Without a quorum of four commissioners, the Federal Election Commission (FEC) cannot take many official actions, which require the affirmative votes of at least four commissioners. These include taking actions in litigation, finding that a violation of the law occurred in response to a complaint, and defending the FEC's position in court. The lack of a quorum has not stopped so-called campaign finance reform groups from using the complaint and litigation process to attempt to change campaign finance law through the courts. Citizens for Responsibility and Ethics in Washington (CREW) filed a motion for default judgment against the FEC, when the FEC is not legally permitted to defend itself in court at the moment. Republican Commissioner Caroline Hunter responded:
CREW’s recent motion is outrageous. First, CREW held off on filing suit against the Commission until after the Commission lost its quorum and could no longer defend itself in court. Second, CREW admits that the law prevents the Commission from acting without a quorum, but nonetheless asks the court to rule that the Commission’s lack of action — compelled by law — is, in fact, contrary to law. Finally, CREW wants the court to order the Commission to act within 30 days, even though the Commission would be unable to comply with such an order until after its quorum has been restored. . . .
What CREW chose to leave out of its motion is more informative than what it included. For example, CREW’s motion does not materially address the Commission conduct that is the focus of CREW’s lawsuit. This is not surprising, given that CREW did not bother at any point during the course of this litigation to obtain a Commission chronology. CREW’s motion also fails to note the obvious fact that if, as CREW asserts, CREW filed two amended complaints after filing a first complaint with the Commission, then CREW itself would have drawn out the administrative timeline: Each time new facts are alleged against a respondent, the Commission must notify respondents and await their responses.
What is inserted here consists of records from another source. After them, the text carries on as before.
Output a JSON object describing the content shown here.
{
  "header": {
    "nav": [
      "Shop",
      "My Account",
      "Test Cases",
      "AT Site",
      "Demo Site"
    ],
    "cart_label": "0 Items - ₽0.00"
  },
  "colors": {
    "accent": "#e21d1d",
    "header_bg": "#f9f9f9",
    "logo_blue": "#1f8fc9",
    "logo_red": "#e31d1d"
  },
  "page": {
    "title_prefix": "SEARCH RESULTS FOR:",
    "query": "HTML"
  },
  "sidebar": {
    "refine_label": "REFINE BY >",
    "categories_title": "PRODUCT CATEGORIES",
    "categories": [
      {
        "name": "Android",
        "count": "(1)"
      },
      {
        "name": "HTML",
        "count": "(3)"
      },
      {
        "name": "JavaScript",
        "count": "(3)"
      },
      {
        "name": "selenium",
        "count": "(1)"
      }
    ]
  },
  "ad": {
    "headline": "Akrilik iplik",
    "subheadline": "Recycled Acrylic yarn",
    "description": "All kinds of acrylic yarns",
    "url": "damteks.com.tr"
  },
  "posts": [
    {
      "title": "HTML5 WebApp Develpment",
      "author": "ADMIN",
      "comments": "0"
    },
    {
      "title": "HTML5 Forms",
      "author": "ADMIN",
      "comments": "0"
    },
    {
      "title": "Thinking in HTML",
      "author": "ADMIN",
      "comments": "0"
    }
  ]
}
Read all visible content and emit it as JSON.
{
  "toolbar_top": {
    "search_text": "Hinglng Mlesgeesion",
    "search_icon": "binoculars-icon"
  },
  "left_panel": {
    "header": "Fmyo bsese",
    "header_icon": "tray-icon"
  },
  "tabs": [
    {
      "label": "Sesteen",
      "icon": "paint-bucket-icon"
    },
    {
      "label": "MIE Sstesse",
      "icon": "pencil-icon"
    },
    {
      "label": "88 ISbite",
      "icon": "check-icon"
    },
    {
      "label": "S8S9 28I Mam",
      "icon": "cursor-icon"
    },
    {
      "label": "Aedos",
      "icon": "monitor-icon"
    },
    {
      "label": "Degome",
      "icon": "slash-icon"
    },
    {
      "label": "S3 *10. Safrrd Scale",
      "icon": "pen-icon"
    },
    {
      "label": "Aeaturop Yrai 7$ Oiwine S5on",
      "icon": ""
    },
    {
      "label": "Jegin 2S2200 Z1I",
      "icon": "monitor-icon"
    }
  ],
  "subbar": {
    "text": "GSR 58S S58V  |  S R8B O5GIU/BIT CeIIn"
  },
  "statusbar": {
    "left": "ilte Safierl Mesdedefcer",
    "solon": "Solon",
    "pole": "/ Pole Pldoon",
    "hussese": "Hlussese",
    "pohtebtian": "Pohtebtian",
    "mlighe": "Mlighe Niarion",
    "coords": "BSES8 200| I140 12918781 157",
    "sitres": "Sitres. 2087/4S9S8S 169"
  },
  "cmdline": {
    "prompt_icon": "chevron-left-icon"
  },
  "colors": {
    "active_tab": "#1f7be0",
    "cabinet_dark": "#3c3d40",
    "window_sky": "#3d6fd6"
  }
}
Nor does CREW grapple with the likely effects of the federal government shutdown that prevented the Commission from operating for more than a month in late 2018-early 2019.
Particularly during this time of crisis, I would hope that everyone would conduct themselves with honor and integrity, rather than playing games in an attempt to gain unfair advantage in federal court.
Commissioner Hunter also pointed out that in its motion, CREW inappropriately relied on complaints by Democratic Commissioner Ellen Weintraub and on faulty statistics regarding the FEC failing to enforce the law and deadlocked votes that were released by former Democratic FEC Commissioner Ann Ravel as she resigned and have been parroted by Commissioner Weintraub and the "reform" community ever since.
Thank you, Commissioner Hunter, for defending the role of the FEC and the rule of law and opposing CREW's effort to enact campaign finance law changes through the court, instead of through Congress or the FEC, the agency with regulatory authority.